- Franco Caracciolo (photo with dedication)
- Occupation: conductor

= Franco Caracciolo =

Italian conductor (1920–1999)

Franco Caracciolo (29 March 1920 - 28 September 1999) was an Italian conductor.

==Life==
He was born in Bari in 1920. He studied piano and composing at the Conservatoire of S. Pietro a Majella in Naples, and conducting at the Accademia di Santa Cecilia in Rome.

==Career==
He toured widely as a concert and opera conductor, was leading conductor of the Scarlatti Orchestra of Naples from 1949 to 1964 and became the permanent conductor of the Sinfonica di Milano Orchestra of Radiotelevisione Italiana. His repertory ranged from baroque to contemporary, including operas by Cherubini, Cimarosa, Haydn, Paisiello, and Scarlatti, and 20th century works by Darius Milhaud, Riccardo Malipiero, Nino Rota, and Gino Marinuzzi.
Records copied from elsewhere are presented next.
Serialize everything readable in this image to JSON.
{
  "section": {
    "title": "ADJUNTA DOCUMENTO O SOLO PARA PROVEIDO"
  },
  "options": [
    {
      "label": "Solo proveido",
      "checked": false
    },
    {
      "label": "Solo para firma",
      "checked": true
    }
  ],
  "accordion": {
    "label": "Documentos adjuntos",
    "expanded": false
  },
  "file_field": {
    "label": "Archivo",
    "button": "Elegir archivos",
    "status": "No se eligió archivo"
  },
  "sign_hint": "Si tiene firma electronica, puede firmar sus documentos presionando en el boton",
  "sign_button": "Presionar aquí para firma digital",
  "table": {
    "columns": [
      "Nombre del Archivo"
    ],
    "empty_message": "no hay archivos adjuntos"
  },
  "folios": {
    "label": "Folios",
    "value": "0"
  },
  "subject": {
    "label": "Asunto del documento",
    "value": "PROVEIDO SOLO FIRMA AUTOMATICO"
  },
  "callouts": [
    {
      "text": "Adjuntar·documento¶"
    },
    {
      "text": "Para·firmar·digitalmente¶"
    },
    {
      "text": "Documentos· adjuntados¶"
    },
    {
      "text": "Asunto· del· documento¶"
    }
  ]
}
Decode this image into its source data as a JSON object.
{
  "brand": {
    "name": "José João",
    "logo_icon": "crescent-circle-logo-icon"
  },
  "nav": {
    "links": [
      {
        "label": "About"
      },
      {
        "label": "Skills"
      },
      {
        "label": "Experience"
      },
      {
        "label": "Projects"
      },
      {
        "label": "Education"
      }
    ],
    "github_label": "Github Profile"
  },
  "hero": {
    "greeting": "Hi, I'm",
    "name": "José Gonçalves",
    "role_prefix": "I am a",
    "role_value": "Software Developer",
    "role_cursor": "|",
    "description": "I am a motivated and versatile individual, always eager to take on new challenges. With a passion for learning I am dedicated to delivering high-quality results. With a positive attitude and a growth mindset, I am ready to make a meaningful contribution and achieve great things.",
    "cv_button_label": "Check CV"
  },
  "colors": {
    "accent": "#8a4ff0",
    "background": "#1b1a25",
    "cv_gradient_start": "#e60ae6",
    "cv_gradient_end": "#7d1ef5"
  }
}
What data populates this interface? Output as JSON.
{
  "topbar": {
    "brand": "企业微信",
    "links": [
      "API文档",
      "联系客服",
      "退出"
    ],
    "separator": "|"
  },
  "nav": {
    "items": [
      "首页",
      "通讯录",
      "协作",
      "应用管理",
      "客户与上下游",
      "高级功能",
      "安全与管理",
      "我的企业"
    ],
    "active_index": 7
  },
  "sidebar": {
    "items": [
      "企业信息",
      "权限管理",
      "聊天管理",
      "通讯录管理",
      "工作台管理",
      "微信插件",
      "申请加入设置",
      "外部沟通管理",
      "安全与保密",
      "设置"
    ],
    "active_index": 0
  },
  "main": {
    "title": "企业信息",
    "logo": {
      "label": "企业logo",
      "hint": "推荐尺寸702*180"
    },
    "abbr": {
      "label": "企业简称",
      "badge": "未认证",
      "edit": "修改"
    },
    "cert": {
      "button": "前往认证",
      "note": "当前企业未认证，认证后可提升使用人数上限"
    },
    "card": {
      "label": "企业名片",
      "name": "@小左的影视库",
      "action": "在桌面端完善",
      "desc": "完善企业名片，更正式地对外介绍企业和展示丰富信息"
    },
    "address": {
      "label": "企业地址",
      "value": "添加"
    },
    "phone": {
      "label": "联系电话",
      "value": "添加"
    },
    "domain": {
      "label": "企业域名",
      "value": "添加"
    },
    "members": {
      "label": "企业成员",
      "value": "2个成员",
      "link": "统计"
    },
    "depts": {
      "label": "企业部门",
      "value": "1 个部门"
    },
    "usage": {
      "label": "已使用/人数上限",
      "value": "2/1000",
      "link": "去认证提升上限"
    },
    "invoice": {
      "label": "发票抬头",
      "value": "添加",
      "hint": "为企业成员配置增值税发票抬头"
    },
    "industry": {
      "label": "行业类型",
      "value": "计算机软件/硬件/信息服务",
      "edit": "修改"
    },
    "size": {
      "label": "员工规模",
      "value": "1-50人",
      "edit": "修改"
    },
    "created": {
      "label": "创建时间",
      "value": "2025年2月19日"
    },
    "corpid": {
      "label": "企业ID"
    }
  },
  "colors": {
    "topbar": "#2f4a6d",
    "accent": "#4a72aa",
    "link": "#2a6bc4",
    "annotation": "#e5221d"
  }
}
He retired in 1987.

==Main positions held==
- 1944–5 Conductor of the Amici della Musica SO in Bari.
- 1949–64 Conductor of Alessandro Scarlatti Orchestra, Naples.
- 1964 to 1971 Conducted the Radio Orchestra of Milan.
- 1971–87 Second period as conductor of Alessandro Scarlatti Orchestra, Naples.